前回の続きのような感じになってしまいますが、最近はよくこんなことを考えております。
 ファッションに限らず、現在モノが売れないと言われて久しく、それが常態となりつつあるようです。
 至る所で言及されていることで、ファッションに限ったことではありませんが、日本人は目先の利益ばかりに気を取られ、中・長期的な視点が欠けてしまっているように感じます。
 大変な時期だとは思いますが、逆に考えると、全世界的に考えると今まで大変じゃなかった時期なんて無かったと思うということを僕が好きなジャズミュージシャンが言っていましたが、これは本当にそうなんですよね。さらに言うと、困難さがないと新しい物は生まれてこないとさえ僕は考えます。こんな時代だから革新的なものが生まれるとも。
 これに少し関連していることで、以前にこのブログで少し書いたことがあることですが、ファッションの重さと軽さということについて、change fashionの中で、蘆田裕史というKCIのキュレーターの方がブログに書いていました。

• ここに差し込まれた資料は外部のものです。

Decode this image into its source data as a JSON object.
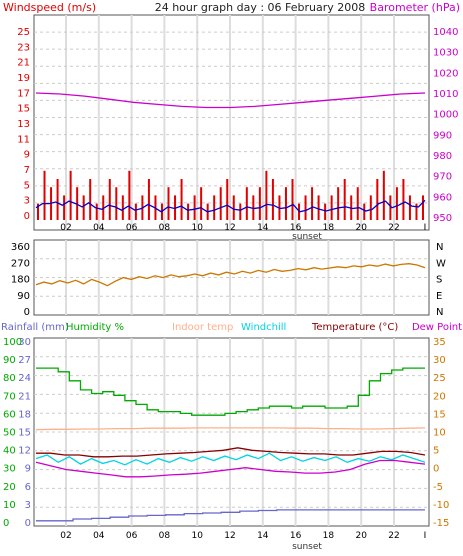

一枚の絵画、一本の映画、一篇の小説などと比べると、一枚の服のもつ情報量はきわめて少ないです。たとえば映画であればプロットがあり、役者がいて、映像が次々に流れ、音楽がつけられ、と人間の感覚では認識しきれないほどの情報が詰まっています。映画について語る場合、あらすじを述べるだけでも10分や20分かけられます。一方で、衣服の場合は色、形──しかもほとんど定型がある──、生地の質感など、きわめて少量の要素しかありません。



このように、衣服はただでさえ情報量が少ないのに、近年隆盛しているファストファッションなどは、デザイナーの思想や、制作における職人的な手仕事など、さらに色々なものをそぎ落としています。これらはその意味で「軽い」服だといえます。

(これはファストファッションに限らず、「制作のコンセプトやテーマはありません。自分がかわいいと思うものを作っています」と言ってしまうようなデザイナーなどもそうです。)



一方で、衣服にできるだけ多くの情報を付与するようなデザイナーが現われています。その付与の仕方は、ASEEDONCLOUDのように(狭義の)物語を作ったり、Aski Kataskiのようにわざわざ蚤の市などで古い布を集めてきたりと様々です。軽い方へ軽い方へと向かう潮流に抗うかのように──とはいえ、本人たちにはそうした反骨精神のようなものがあるわけではありませんが──、彼等は服そのものに、あるいは服の背後にさまざまな要素──これを物語と僕は呼んでいるのですが──を加えているのです。

言い換えれば「重い」服を作っていること、それが選出のひとつのポイントです。
 
分かりやすいですね〜。笑 さすが大学講師!多分僕が書いている事と言いたい事はそんなに大きくは変わらないはずなのですが。以前も書いたように僕は衣服を中心とするいわゆるファッションの本質は軽さにあると考えています。それはもちろん、参照部分で蘆田さんが言及されていることも含みますが、もう少し本質的な意味においてです。
 そして、引用文中では軽さが消極的に記されているように感じますが、その軽さこそがファッションをファッション足らしめているのも事実ではないでしょうか。
 比較対象とされている、絵画、映画や小説に比べ圧倒的に人との物理的な距離が近く、興味の有無は別として、日常生活で必要不可欠な側面を有してる点において必然的に“軽く”ならざるを得ないとも言えます。だから、ファッションはその存在の内に耐え難き軽さを内包していると以前にも言及したのです。
 蘆田さんのおっしゃる「重さ」と「軽さ」の言説もこのことを前提に成立していると思うのですが。いかがでしょう。
 本来「軽い」ものにどのように意味や思想、哲学、また物語によって重さを与える事が出来るかどうかがデザイナーの仕事の一つだと思います。
“たかが服、されど服”鷲田清一氏のヤマモトヨウジ論の本タイトルですが、良い言葉ですな〜。